Der Vermeer-Fälscher

Hamburg, 18. August 2009, 14:34 | von Dique

Ganz anders als der kürzlich hier besprochene Shaun Greenhalgh war Han van Meegeren ein Dandy und Lebemann. Wie Greenhalgh fälschte er Kunst, führte aber, ganz anders als der mit seiner Familie trotz großartigen Fälschungserfolgen in einer Sozialwohnung weiterlebende Brite, ein flamboyantes Dandyleben.

Han van Meegeren (1889–1947) fälschte niederländische Altmeister­gemälde, bevorzugt Vermeer. Er besorgte alte Pigmente, benutzte Dachshaarpinsel, malte auf zeitgenössische Gemälde von zum Beispiel Govaert Flinck oder mimte die Risse des sogenannten Krakelee durch eigens entwickelte Hitzebehandlungen der Malschicht.

Nachdem er dann der Meinung war, dass die Qualität seiner Vermeers gut genug sei, begann er sie auf dem Kunstmarkt anzubieten und machte schnell einen großen Deal mit dem holländischen Reeder und Sammler van Beuningen. Der kaufte ihm für über eine Million Gulden ein »Abendmahl« ab, vermeintlich von Vermeer.

Noch spektakulärer war einige Zeit später der Verkauf eines weiteren Vermeers, »Christus und die Ehebrecherin«. Dieser ging an den Lebemann unter den Nazigranden, an Hermann Göring, der über mehrere Kunstagenten europaweit Gemälde aufsaugte und ebenso diesen Vermeer ankaufen ließ.

Das Bild hing dann stolz in den Ausstellungsräumen von Carinhall, dem aufgedonnerten Jagdschloss in der Schorfheide, und Göring erfreute sich an diesem vermeintlich echten Vermeer vielleicht bis zu seinem jähen Ende. Es sei denn, er hörte im Nürnberger Gefängnis noch von Han van Meegerens Verhaftung. Man hatte nämlich bei einem Kunsthändler Unterlagen gefunden, die den Verkauf des angeblichen Vermeer-Bildes nach Deutschland bezeugten, und deshalb wurde er als Kollaborateur und Ausverkäufer nationalen Kulturgutes angeklagt.

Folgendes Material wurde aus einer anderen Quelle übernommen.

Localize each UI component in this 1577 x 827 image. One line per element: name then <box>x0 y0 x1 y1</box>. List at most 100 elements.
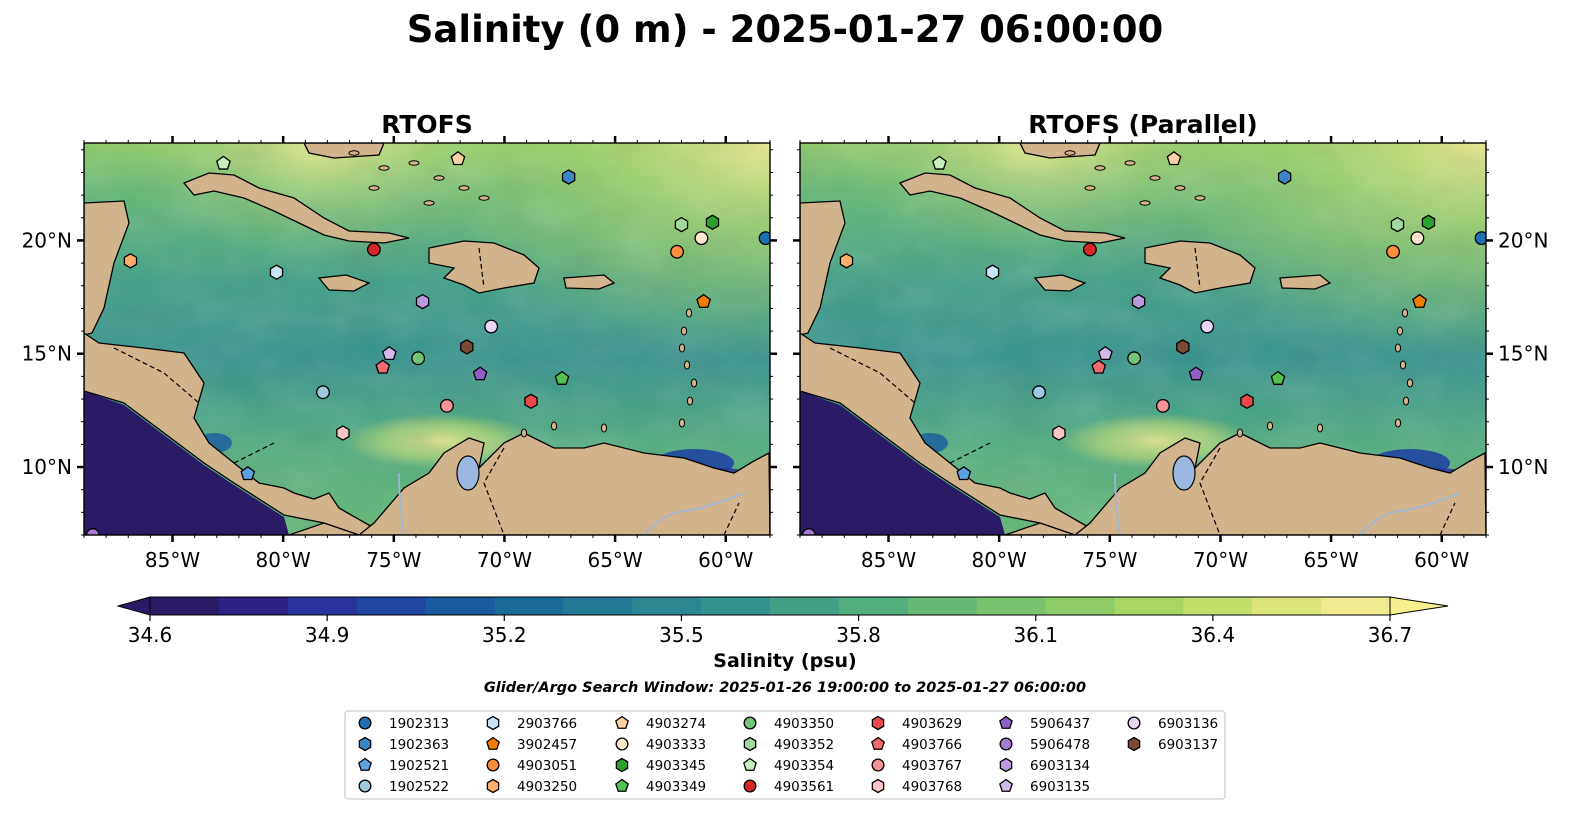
legend-item-4903766: 4903766 <box>871 736 962 753</box>
lon-tick-label: 80°W <box>972 548 1027 572</box>
legend-label: 4903333 <box>646 737 706 753</box>
island <box>458 185 470 191</box>
lake <box>456 455 480 491</box>
legend-marker <box>999 778 1013 792</box>
colorbar-segment <box>287 597 358 615</box>
legend-marker <box>1127 736 1141 752</box>
colorbar-segment <box>976 597 1047 615</box>
colorbar-segment <box>218 597 289 615</box>
island <box>1394 418 1402 428</box>
colorbar-segment <box>1252 597 1322 615</box>
legend-item-2903766: 2903766 <box>486 715 577 732</box>
float-marker-1902313 <box>758 231 770 246</box>
legend-item-4903768: 4903768 <box>871 778 962 795</box>
legend-item-1902313: 1902313 <box>358 716 449 732</box>
float-marker-5906478 <box>85 528 100 535</box>
legend-marker <box>743 779 757 793</box>
legend-label: 4903354 <box>774 758 834 774</box>
colorbar-segment <box>1183 597 1253 615</box>
legend-label: 4903561 <box>774 779 834 795</box>
country-border <box>829 247 1456 535</box>
legend-item-3902457: 3902457 <box>486 736 577 753</box>
colorbar-tick-label: 36.7 <box>1368 623 1413 647</box>
legend-item-5906478: 5906478 <box>999 737 1090 753</box>
island <box>1236 428 1244 438</box>
island <box>1084 185 1096 191</box>
float-marker-2903766 <box>269 264 284 280</box>
float-marker-3902457 <box>1412 293 1428 308</box>
legend-label: 6903137 <box>1158 737 1218 753</box>
map-field <box>800 143 1486 535</box>
legend-marker <box>871 778 885 794</box>
float-marker-4903354 <box>215 155 231 170</box>
colorbar: 34.6 34.9 35.2 35.5 35.8 36.1 36.4 36.7 Salinity… <box>116 596 1449 672</box>
lon-tick-label: 75°W <box>366 548 421 572</box>
legend-label: 4903250 <box>517 779 577 795</box>
float-marker-4903051 <box>1386 244 1401 259</box>
island <box>1402 396 1410 406</box>
float-marker-3902457 <box>696 293 712 308</box>
legend-label: 5906478 <box>1030 737 1090 753</box>
island <box>1396 326 1404 336</box>
legend-label: 3902457 <box>517 737 577 753</box>
legend-marker <box>358 757 372 771</box>
legend-item-4903333: 4903333 <box>615 737 706 753</box>
island <box>685 308 693 318</box>
map-panel-2: RTOFS (Parallel) 85°W 80°W 75°W 70°W 65°W 60°W… <box>793 110 1548 572</box>
float-marker-4903350 <box>1127 351 1142 366</box>
island <box>348 150 360 156</box>
legend-marker <box>999 757 1013 773</box>
river <box>1359 492 1461 535</box>
island <box>433 175 445 181</box>
island <box>378 165 390 171</box>
colorbar-tick-label: 34.9 <box>305 623 350 647</box>
island <box>600 423 608 433</box>
island <box>478 195 490 201</box>
float-marker-4903767 <box>1155 398 1170 413</box>
float-marker-5906437 <box>472 366 488 381</box>
island <box>1316 423 1324 433</box>
legend-marker <box>615 715 629 729</box>
legend-label: 4903767 <box>902 758 962 774</box>
colorbar-segment <box>838 597 909 615</box>
lon-tick-label: 70°W <box>477 548 532 572</box>
colorbar-label: Salinity (psu) <box>713 650 856 672</box>
colorbar-tick-label: 35.2 <box>482 623 527 647</box>
legend-item-4903349: 4903349 <box>615 778 706 795</box>
float-marker-6903137 <box>460 339 474 355</box>
legend-label: 4903350 <box>774 716 834 732</box>
legend-label: 4903352 <box>774 737 834 753</box>
float-marker-2903766 <box>985 264 1000 280</box>
legend-marker <box>615 757 629 773</box>
colorbar-frame <box>149 596 1391 616</box>
map-frame <box>799 142 1487 536</box>
legend-marker <box>486 778 500 794</box>
legend-label: 4903768 <box>902 779 962 795</box>
lake <box>1172 455 1196 491</box>
legend-label: 6903134 <box>1030 758 1090 774</box>
lat-tick-label: 20°N <box>1498 228 1548 252</box>
island <box>408 160 420 166</box>
float-marker-6903137 <box>1176 339 1190 355</box>
lat-tick-label: 15°N <box>1498 342 1548 366</box>
island <box>1394 343 1402 353</box>
legend-label: 4903629 <box>902 716 962 732</box>
colorbar-segment <box>770 597 840 615</box>
island <box>690 378 698 388</box>
legend-marker <box>743 757 757 771</box>
float-marker-4903345 <box>1421 214 1436 231</box>
float-marker-6903135 <box>381 345 397 361</box>
lat-tick-label: 20°N <box>22 228 72 252</box>
float-marker-6903136 <box>484 319 499 334</box>
legend-item-6903137: 6903137 <box>1127 736 1218 753</box>
legend-item-1902363: 1902363 <box>358 736 449 753</box>
island <box>1149 175 1161 181</box>
legend-item-4903274: 4903274 <box>615 715 706 732</box>
legend-item-4903561: 4903561 <box>743 779 834 795</box>
colorbar-tick-label: 35.8 <box>836 623 881 647</box>
float-marker-4903766 <box>1091 359 1107 374</box>
lon-tick-label: 60°W <box>1414 548 1469 572</box>
panel-title: RTOFS (Parallel) <box>1028 110 1257 139</box>
float-marker-4903350 <box>411 351 426 366</box>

Nun ging Han van Meegeren gewaltig der Frack. Er legte ein Geständnis ab, »ätsch, ich habe den fetten Göring verarscht, das war gar kein echter Vermeer, den habe ich doch selbst gemalt«. Ungläubigkeit machte sich breit, doch zum Beleg seiner Aussage malte er einen weiteren Vermeer, unter Beobachtung, im Gefängnis.

Die Qualität dieses Vermeers soll aber weit hinter der Qualität der im Umlauf befindlichen Vermeerfälschungen zurückstehen, und deshalb gibt es bis heute Zweifler, die davon überzeugt sind, dass mindestens einige dieser van-Meegeren-Vermeers echt sein sollen, obwohl die gegenteiligen Beweise recht offensichtlich sind.

Der frühe van-Meegeren-Käufer van Beuningen glaubte jedenfalls bis zu seinem Tod im Jahr 1955 daran, dass sein Vermeer-»Abendmahl« echt und van Meegeren ein Scharlatan sei. Und auch Göring muss seinen Selbstmord in der Überzeugung begangen haben, mal Besitzer eines der ganz wenigen Vermeers gewesen zu sein.

(Ich las über den Vermeer-Fälscher in Pierre Cabannes »Geschichte großer Sammler«, sehr schönes Buch übrigens. Ich habe mir jetzt noch für ein paar Cent ein Buch über van Meegeren bestellt, »Ich war Vermeer«, weiß aber nicht, ob ich das jetzt wirklich noch lesen soll und will.